Les phénomènes lumineux atmosphériques, aussi fascinants que déroutants, attirent l’attention des scientifiques et des passionnés d’astronomie. Les événements lumineux transitoires, ou TLEs, regroupent une multitude de phénomènes électriques fulgurants qui se produisent dans la haute atmosphère de notre planète. Ces éclairs de lumière, visibles depuis la Station spatiale internationale (ISS), nous offrent aujourd’hui une vision inédite de la dynamique étonnante de l’atmosphère terrestre.

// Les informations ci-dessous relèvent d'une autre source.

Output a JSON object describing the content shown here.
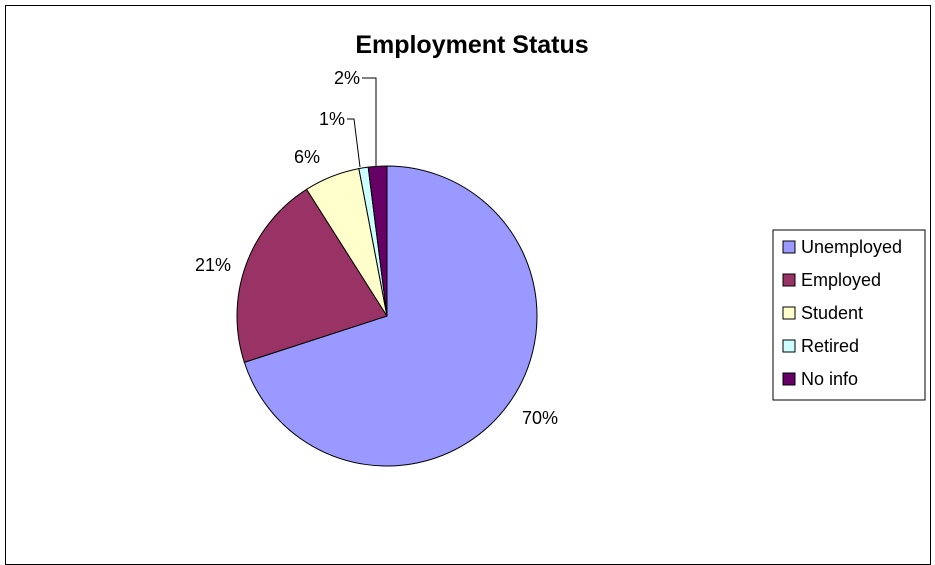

Une vraie symphonie de lumières dans le ciel
Les TLEs comprennent des manifestations spectaculaires comme les blue jets, red sprites, violet halos, ultraviolet rings, ELVES, ultra-brief corona discharges et terrestrial gamma-ray flashes, qui peuvent être influencés par l’activité solaire intense. Ces explosions électriques éphémères, aux couleurs vives, illuminent l’atmosphère jusqu’à 88,5 km au-dessus de la Terre. Autrefois cantonnés à des récits de pilotes et à quelques photos isolées, ces phénomènes peuvent maintenant être étudiés de façon systématique grâce à l’observation continue depuis l’orbite.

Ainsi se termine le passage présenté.